Authorities raised the death toll to 42 on Friday after a glacial lake overwhelmed a dam in the Indian Himalayas earlier this week, in one of the worst disasters in the area in nearly half a century.
The dam breach on Wednesday, which was caused in part by extreme rainfall, had long been predicted by scientists and environmental advocates due both to the climate crisis and inadequate regulations.
"We knew that this was coming," Gyatso Lepcha, general secretary of local environmental group Affected Citizens of Teesta,
said in a statement reported by The Associated Press.
The flooding occurred in India's Sikkim state after South Llonak Lake overflowed and breached the state's largest dam,
AP reported further.
"Floodwaters have caused havoc in four districts of the state, sweeping away people, roads, bridges," Indian Army spokesperson Himanshu Tiwari
told AFP.
The floodwaters
destroyed 15 bridges, according to Reuters, and damaged or flattened more than 270 homes, AP reported.
State official Tseten Bhutia said that around 2,400 people had been rescued and 7,600 were living in emergency settlements, according to
Reuters. Overall, the Sikkim government said that the disaster impacted a total of 22,000 people.
"It was already predicted in 2021 that this lake would breach and impact the dam."

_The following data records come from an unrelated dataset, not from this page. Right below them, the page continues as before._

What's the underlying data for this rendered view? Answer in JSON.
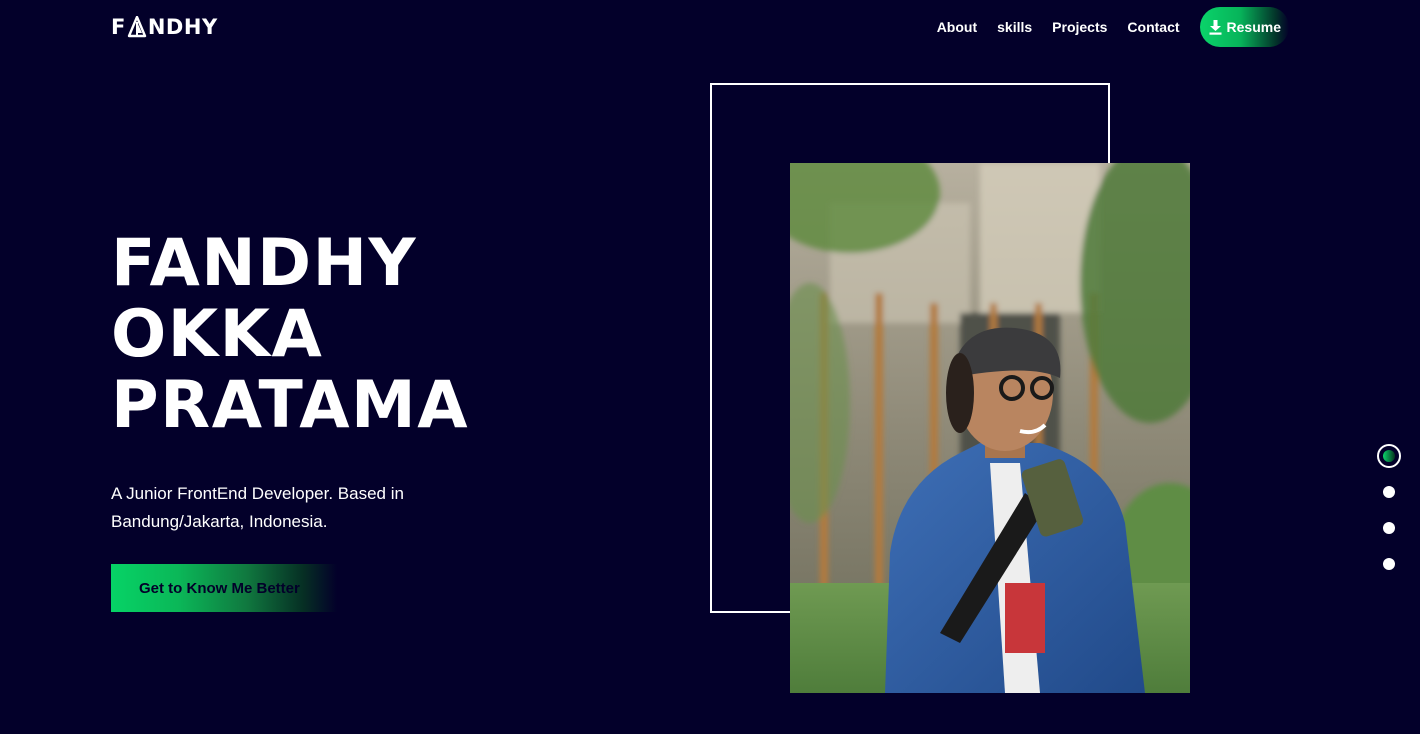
{
  "header": {
    "logo_text": "FANDHY",
    "nav": [
      {
        "label": "About"
      },
      {
        "label": "skills"
      },
      {
        "label": "Projects"
      },
      {
        "label": "Contact"
      }
    ],
    "resume_label": "Resume",
    "resume_icon": "download-icon"
  },
  "hero": {
    "name_lines": [
      "FANDHY",
      "OKKA",
      "PRATAMA"
    ],
    "tagline": "A Junior FrontEnd Developer. Based in Bandung/Jakarta, Indonesia.",
    "cta_label": "Get to Know Me Better"
  },
  "portrait": {
    "subject": "profile-photo"
  },
  "section_dots": {
    "count": 4,
    "active_index": 0
  },
  "colors": {
    "background": "#03002a",
    "accent": "#0ad36a",
    "text": "#ffffff"
  }
}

"We got calls from people that river levels could rise at 3 am and we ran for our lives," 44-year-old Javed Ahmed Ansari, a Teesta valley river-rafting business owner,
toldReuters. "We ran towards the hill in the jungle... We saw houses getting swept away. I can now only see the first floor of our house which is filled with sand, everything is submerged."

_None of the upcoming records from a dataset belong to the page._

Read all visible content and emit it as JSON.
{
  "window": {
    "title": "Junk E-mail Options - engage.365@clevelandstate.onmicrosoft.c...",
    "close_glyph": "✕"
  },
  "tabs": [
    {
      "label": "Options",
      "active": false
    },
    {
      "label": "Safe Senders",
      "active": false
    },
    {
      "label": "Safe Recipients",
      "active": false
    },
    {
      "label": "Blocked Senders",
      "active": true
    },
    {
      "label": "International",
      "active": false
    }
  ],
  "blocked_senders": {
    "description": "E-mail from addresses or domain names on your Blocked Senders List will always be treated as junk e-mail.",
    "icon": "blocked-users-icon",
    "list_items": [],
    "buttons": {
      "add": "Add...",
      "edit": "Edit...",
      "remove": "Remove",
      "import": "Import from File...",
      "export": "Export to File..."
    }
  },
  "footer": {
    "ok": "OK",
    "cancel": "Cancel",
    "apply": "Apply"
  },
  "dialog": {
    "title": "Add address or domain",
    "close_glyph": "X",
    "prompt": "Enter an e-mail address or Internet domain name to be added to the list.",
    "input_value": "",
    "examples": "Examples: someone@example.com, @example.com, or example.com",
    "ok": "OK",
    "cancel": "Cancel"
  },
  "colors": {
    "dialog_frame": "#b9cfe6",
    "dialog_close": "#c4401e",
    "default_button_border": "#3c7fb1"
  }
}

Officials said Friday that at least 42 people had died and 142 were still missing. After the flood, satellite photos revealed the lake had diminished by two-thirds, according to reporting by
CBS and AFP.
The immediate cause of the flooding may be a combination of both a burst of extreme rainfall and a 6.2 magnitude earthquake in neighboring Nepal on Tuesday, according to AP. However, it is exactly the kind of disaster that scientists have warned about as the climate crisis melts Himalayan glaciers, swelling the waters of glacial lakes. South Llonak Lake had been growing faster than any other lake in Sikkim, scientists warned in a 2021 study.
"It was already predicted in 2021 that this lake would breach and impact the dam," Indian Institute of Technology, Indore, glaciologist Farooq Azam
told CBS News. "There has been a substantial increase in the number of glacial lakes as the glaciers are melting due to global warming."
In general, mountain regions are melting twice as fast as the global average due primarily to the burning of fossil fuels. A study
published in June found that the Hindu Kush Himalayas could lose 80% of their ice by 2100 if countries don't rapidly phase out oil, gas, and coal. In addition to triggering glacial floods, this would threaten the drinking water source relied on by 2 billion people.
This loss is clashing with the Indian government's attempt to transition to renewable energy by increasing hydroelectric power by 50% by the end of the decade, according to
AP. To meet this goal, the government has signed off on hundreds of dams in the Himalayas, but a 2016 study warned that more than 20% of 177 dams in five Himalayan nations were at risk from breaches caused by the overflowing of glacial lakes.
That list included the dam that breached Wednesday, the Teesta 3 hydropower project, which began operating in 2017 after nine years of work. Local watchdog groups had also expressed concerns about its lack of safety features.
"Despite being the biggest project in the state, there were no early warning systems installed even though the glacier overflowing was a known risk," Himanshu Thakkar of South Asian Network for Rivers, Dams, and People told AP.
Wednesday's disaster follows another dam breach in 2021 that killed 81 people in Uttarakhand state. India’s National Disaster Management Agency promised Friday to fit most of the country's 56 at-risk glacial lakes with earning warning systems.
Extreme rainfall triggered by the climate crisis is also proving deadly in India and around the world, with more than 100 killed in northern India in July and nearly 50 in Himachal Pradesh in August.
"Intense rain has led to this catastrophic situation in Sikkim where the rain has triggered a glacial lake outburst flood and damaged a dam, and caused loss of life," International Centre for Integrated Mountain Development ice researcher Miriam Jackson told reporters. "We observe that such extreme events increase in frequency as the climate continues to warm and takes us into unknown territory."